I walked into the kitchen because I could feel the cry lump and my ugly cry face developing involuntarily. Jack is a well-adjusted kid, he’s happy, he’s sweet, he’s so smart, he’s everything and this morning I realized he’s also healing, in his own way, in his own time, just like me. We’re okay. We’re making it. Everything little thing is gonna be alright.
Another why for this entry? Lately, I have been getting a lot of feedback and questions and while I value your feedback, I am not a licensed professional. I can’t and won’t give therapeutic advice. I am simply not an expert on grief, I know only of my own experience and that is what I speak to. I will share my experiences, what worked best for us but my advice is, as an individual, a writer, and not a grief expert. The writer in me believes our souls, our hearts know how to mend themselves…we just have to silence our thoughts. Coming from a chronic over-thinker, I rolled my own eyes as I typed that.

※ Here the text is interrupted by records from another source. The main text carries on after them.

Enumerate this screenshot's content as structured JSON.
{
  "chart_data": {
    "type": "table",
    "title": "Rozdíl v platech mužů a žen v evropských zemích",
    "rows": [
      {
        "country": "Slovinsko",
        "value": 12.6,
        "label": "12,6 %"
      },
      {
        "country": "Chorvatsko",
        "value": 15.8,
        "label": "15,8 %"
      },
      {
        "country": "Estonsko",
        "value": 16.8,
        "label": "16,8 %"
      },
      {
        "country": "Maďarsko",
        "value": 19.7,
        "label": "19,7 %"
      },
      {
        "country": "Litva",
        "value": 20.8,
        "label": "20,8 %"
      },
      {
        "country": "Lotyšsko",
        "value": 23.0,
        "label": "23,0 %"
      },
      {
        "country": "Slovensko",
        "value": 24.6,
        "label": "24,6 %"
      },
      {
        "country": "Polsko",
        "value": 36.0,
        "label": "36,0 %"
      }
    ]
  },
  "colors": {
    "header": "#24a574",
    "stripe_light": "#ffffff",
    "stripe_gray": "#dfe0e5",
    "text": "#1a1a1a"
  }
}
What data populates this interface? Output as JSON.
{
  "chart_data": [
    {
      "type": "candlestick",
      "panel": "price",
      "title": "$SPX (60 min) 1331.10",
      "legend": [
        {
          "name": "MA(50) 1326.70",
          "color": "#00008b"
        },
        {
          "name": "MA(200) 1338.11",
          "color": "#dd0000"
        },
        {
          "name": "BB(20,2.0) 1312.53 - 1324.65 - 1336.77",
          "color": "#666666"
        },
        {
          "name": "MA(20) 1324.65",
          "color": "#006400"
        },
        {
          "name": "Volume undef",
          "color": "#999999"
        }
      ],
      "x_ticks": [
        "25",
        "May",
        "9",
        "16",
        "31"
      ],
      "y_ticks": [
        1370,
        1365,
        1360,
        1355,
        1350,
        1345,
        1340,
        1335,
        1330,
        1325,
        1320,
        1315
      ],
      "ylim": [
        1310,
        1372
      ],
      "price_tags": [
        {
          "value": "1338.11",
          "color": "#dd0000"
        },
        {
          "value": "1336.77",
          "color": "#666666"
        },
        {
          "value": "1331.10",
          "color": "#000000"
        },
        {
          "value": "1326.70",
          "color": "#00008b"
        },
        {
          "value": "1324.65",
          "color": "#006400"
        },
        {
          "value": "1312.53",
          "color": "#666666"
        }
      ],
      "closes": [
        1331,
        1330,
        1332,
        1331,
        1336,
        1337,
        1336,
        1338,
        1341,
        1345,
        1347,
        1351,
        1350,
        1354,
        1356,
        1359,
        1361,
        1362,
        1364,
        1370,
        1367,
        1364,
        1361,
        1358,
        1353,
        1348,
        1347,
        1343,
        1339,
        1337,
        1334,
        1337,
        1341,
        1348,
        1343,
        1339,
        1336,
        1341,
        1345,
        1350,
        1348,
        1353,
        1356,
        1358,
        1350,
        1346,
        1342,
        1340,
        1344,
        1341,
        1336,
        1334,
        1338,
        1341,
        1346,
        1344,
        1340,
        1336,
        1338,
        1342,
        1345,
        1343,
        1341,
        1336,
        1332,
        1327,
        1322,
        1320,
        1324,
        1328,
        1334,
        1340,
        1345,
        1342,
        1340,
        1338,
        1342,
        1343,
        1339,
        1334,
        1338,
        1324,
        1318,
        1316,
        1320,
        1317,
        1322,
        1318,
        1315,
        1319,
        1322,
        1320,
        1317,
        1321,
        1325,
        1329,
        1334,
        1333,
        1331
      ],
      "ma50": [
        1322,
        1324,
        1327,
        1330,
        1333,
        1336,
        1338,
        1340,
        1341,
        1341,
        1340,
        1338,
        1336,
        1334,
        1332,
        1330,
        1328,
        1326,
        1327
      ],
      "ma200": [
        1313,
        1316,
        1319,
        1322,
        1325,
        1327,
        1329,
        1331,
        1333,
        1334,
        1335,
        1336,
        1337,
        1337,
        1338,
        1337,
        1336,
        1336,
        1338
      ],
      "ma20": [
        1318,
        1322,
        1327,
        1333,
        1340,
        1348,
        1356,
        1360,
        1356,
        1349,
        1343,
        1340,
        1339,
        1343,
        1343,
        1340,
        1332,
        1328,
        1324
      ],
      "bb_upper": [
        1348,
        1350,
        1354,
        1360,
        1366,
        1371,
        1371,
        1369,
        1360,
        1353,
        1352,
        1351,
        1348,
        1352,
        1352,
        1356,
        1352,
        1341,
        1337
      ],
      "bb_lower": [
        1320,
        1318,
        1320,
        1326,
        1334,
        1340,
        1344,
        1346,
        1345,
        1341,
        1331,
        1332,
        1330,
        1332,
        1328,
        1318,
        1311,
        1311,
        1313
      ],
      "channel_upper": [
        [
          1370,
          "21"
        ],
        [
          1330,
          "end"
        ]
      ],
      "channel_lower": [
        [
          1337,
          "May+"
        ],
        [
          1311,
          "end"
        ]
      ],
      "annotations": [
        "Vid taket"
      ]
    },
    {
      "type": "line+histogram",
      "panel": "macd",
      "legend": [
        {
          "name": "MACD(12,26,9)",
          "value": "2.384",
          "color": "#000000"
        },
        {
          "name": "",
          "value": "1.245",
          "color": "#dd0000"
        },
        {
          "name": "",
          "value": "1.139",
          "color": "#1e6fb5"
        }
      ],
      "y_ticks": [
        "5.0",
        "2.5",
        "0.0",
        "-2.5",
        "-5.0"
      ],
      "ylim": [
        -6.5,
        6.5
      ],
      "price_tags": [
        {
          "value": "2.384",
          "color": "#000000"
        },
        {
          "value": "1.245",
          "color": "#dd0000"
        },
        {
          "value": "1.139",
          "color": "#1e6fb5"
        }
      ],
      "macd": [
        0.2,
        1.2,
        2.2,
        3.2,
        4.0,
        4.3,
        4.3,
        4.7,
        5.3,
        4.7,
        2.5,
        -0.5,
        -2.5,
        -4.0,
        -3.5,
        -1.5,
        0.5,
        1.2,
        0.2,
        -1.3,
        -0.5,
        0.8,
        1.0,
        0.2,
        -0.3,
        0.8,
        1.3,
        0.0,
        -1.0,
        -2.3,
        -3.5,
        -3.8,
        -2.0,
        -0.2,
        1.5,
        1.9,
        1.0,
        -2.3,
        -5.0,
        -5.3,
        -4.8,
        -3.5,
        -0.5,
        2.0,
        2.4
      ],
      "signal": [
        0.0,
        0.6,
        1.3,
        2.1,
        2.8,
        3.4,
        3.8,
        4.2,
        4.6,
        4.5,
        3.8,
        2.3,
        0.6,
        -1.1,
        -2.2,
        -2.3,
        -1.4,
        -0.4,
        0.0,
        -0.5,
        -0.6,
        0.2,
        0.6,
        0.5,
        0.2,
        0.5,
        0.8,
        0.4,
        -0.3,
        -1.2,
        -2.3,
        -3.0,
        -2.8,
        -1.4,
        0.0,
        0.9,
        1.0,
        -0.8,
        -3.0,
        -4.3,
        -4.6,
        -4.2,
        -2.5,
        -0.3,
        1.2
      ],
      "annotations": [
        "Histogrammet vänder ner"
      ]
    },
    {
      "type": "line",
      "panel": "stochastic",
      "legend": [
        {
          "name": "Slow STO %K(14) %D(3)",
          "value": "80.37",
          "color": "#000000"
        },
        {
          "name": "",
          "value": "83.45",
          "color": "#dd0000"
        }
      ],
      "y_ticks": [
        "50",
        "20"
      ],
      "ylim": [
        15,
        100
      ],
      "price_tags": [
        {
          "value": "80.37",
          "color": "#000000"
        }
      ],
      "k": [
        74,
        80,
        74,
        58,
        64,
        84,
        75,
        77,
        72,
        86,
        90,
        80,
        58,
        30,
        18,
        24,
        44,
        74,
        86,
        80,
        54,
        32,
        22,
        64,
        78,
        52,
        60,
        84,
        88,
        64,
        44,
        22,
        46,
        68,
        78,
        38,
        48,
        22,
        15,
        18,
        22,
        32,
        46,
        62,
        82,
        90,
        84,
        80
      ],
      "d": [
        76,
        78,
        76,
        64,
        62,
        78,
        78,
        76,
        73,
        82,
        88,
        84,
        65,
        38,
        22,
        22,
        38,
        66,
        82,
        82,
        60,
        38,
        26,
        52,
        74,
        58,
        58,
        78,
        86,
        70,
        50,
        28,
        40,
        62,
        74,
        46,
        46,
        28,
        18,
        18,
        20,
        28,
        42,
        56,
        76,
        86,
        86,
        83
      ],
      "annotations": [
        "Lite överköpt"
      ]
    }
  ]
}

That is my biggest wish, most important prayer for myself, always, be still. I want to let life, its circumstances wash over me with grace and acceptance. This is difficult but I tell myself daily “be still”. I have to trust that what is meant for me will come and stay, what is not, won’t. I don’t believe, not for a single second, I would be where I am today without the support of Lost & Found. Maybe Jack would still be avoiding Legos and I wouldn’t know. Who did I message this morning when I saw Jack playing with his Legos, Jack’s facilitator, who is so incredible and the volunteer facilitator for my grief group, who has become one of my best friends. She’s an entirely different entry. Truly, our friendship is a God thing.